You love your dog – that’s a given – but at times, they’re probably the most gross creature you’ve ever met. From rolling around in poop in the woods to burying dead seagull carcasses at the beach, they don’t do themselves any favours in the smell department.
In these cases it’s smart to stick them straight in the bath as soon as you get home. But how do you know when to give them a bath the rest of the time? Let’s find out.
How often should you wash your dog?
Most dogs only need to have a bath on a monthly basis. In general it’s advised that you should wash your dog at least once every 3 months, and no more than every other week if their natural doggy musk is getting a little ripe.
Obviously if your dog sees a muddy puddle (let’s not pretend they can resist jumping in), it’s game over and they’ll need to have a bath again.
How often you wash your own doggo will depend on the thickness and length of their fur and whether they have sensitive skin.
Try not to wash your pooch too frequently. Cleaning them too often strips away their natural oils which really dries out their coat and can even cause skin irritation. Keep their fur clean and glossy between baths by brushing them for 5 to 10 minutes every day.
It’s also worth bearing in mind that your dog can’t get wet for 48 hours after you’ve applied flea treatment, so schedule baths around that too.
First of all, human shampoos are a no-no – even the gentle baby stuff.
A dog’s skin is much more sensitive than ours so they need a shampoo that’s made just for them. You can get dog shampoos from pet shops, your vet, and maybe your supermarket.
Test a small drop on a small area of your pupper’s coat the first time you use a new shampoo and monitor any reactions. If you think your dog might have an allergy or skin condition, speak to your vet as soon as you can so that they can recommend a specific shampoo or even prescribe treatment.
Bath training for dogs
Starting your buddy off young (if you can) is the easiest way to get them used to the idea of bathing. If they’re not the biggest fan of baths, the best way to ease their anxiety is to associate bath time with positive experiences like treats and play time.
Remember, dogs can read your energy – if you’re nervous, they’re going to be nervous – so act confidently and like bath time is no big deal. Constantly reassure them by speaking in a soothing voice, telling them what a good boy or girl they’re being, and rewarding them with plenty of treats.
Work up to giving them an actual bath by following these steps over the course of a few days or weeks (depending on how much your dog detests being clean):
- Get them to enjoy hanging out in the bathroom by showering them (not sorry) with praise and treats, and maybe playing games in there
- Now that they’re used to the bathroom, run the shower in the background the next couple of times you’re having bathroom funsies
- Once they’re comfortable with this, carefully place them in the bath but make sure the water only runs gently over their paws
- When they’re happy with this you can slowly move the shower up their body – and voila (!) they’re practically having a bath already
If your pooch is still a bit panicky but really needs a bath or if it’s their first time, they might prefer it if you just pour water over them using a container instead of a showerhead. You could also enlist a friend or family member they’re familiar with to lend a helping hand and administer bath time biccies.

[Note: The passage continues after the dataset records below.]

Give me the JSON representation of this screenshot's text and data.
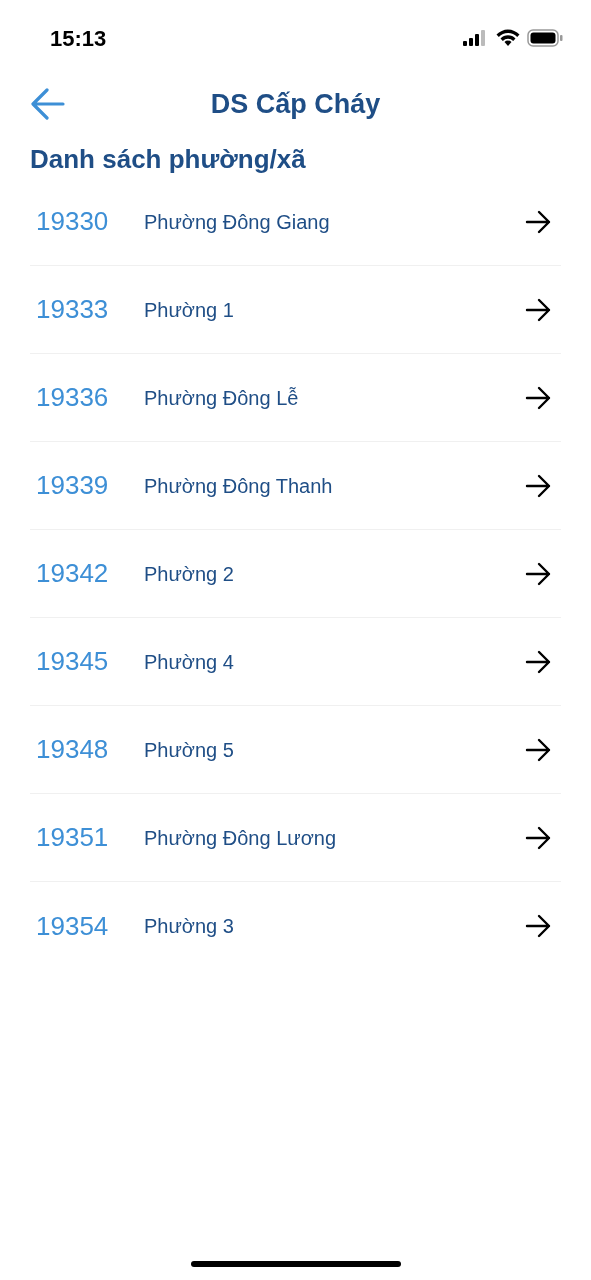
{
  "status_bar": {
    "time": "15:13"
  },
  "nav": {
    "title": "DS Cấp Cháy"
  },
  "section": {
    "title": "Danh sách phường/xã"
  },
  "rows": [
    {
      "code": "19330",
      "name": "Phường Đông Giang"
    },
    {
      "code": "19333",
      "name": "Phường 1"
    },
    {
      "code": "19336",
      "name": "Phường Đông Lễ"
    },
    {
      "code": "19339",
      "name": "Phường Đông Thanh"
    },
    {
      "code": "19342",
      "name": "Phường 2"
    },
    {
      "code": "19345",
      "name": "Phường 4"
    },
    {
      "code": "19348",
      "name": "Phường 5"
    },
    {
      "code": "19351",
      "name": "Phường Đông Lương"
    },
    {
      "code": "19354",
      "name": "Phường 3"
    }
  ]
}
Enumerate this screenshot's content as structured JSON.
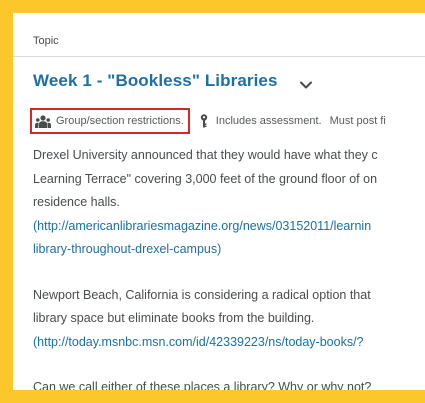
{
  "header": {
    "topic_label": "Topic"
  },
  "topic": {
    "title": "Week 1 - \"Bookless\" Libraries"
  },
  "meta": {
    "restriction_label": "Group/section restrictions.",
    "assessment_label": "Includes assessment.",
    "must_post_label": "Must post fi"
  },
  "content": {
    "p1_line1": "Drexel University announced that they would have what they c",
    "p1_line2": "Learning Terrace\" covering 3,000 feet of the ground floor of on",
    "p1_line3": "residence halls.",
    "p1_link_line1": "(http://americanlibrariesmagazine.org/news/03152011/learnin",
    "p1_link_line2": "library-throughout-drexel-campus)",
    "p2_line1": "Newport Beach, California is considering a radical option that",
    "p2_line2": "library space but eliminate books from the building.",
    "p2_link_line1": "(http://today.msnbc.msn.com/id/42339223/ns/today-books/?",
    "p3_line1": "Can we call either of these places a library? Why or why not?"
  },
  "colors": {
    "frame": "#fcc72a",
    "title": "#1d6fa5",
    "link": "#1d6fa5",
    "restriction_border": "#d9262c",
    "text": "#494c4e"
  },
  "icons": {
    "group": "group-icon",
    "key": "key-icon",
    "chevron": "chevron-down-icon"
  }
}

How to wash your dog in 10 easy steps
- Plan on getting wet. It’s unavoidable.
- Have everything you need within arm’s reach, including:
– Dog-friendly shampoo
– Small container for pouring water
– Brushes (if you want to brush your dog’s coat while they’re in there)
– A friend
- Reward calm behaviour with treats and praise throughout
- Add water. If you’re not using a showerhead, fill the bath with a few inches of water that isn’t deep enough to reach your pooch’s chest – keep it shallow. Make sure that the water is a comfortable temperature, lukewarm water is ideal. Don’t bathe them in water that’s either hot or cold – you may put them off baths for life and have a hard time getting them back in the tub. If your dog is larger and has to be bathed outside, using a tub and pouring lukewarm water over them is preferable to using a hose – you wouldn’t like being hosed down with cold water now would you?
- Try smearing peanut butter (the dog-safe xylitol-free kind) on the sides of the bath to distract and entertain your little friend while they’re being washed.
- Gently lift your doggo into the bath. Make sure that the surface isn’t too slippery for them – you might need a non-slip mat.
- Work the water up your dog’s body but keep it out of their eyes and ears. Make sure the shower pressure isn’t too strong.
- Add dog-friendly shampoo and give them a good scrub. Avoid the face!
- Rinse thoroughly.
- Gently squeeze water from their fur and pat them down with a towel. Scoop your freshly washed friend out of the bath and continue to pat them dry.
Some dogs get a case of the zoomies at this point. No one really knows if belting around the house helps them release nervous energy or if they’re just so freaking happy to be done.
On warm days they can air dry but in colder months you can help things along with a heater or hair dryer on a low setting to warm them up – just make sure you don’t burn them and that they can move away completely if they want.
You got through bath time pooch parent – treats all round!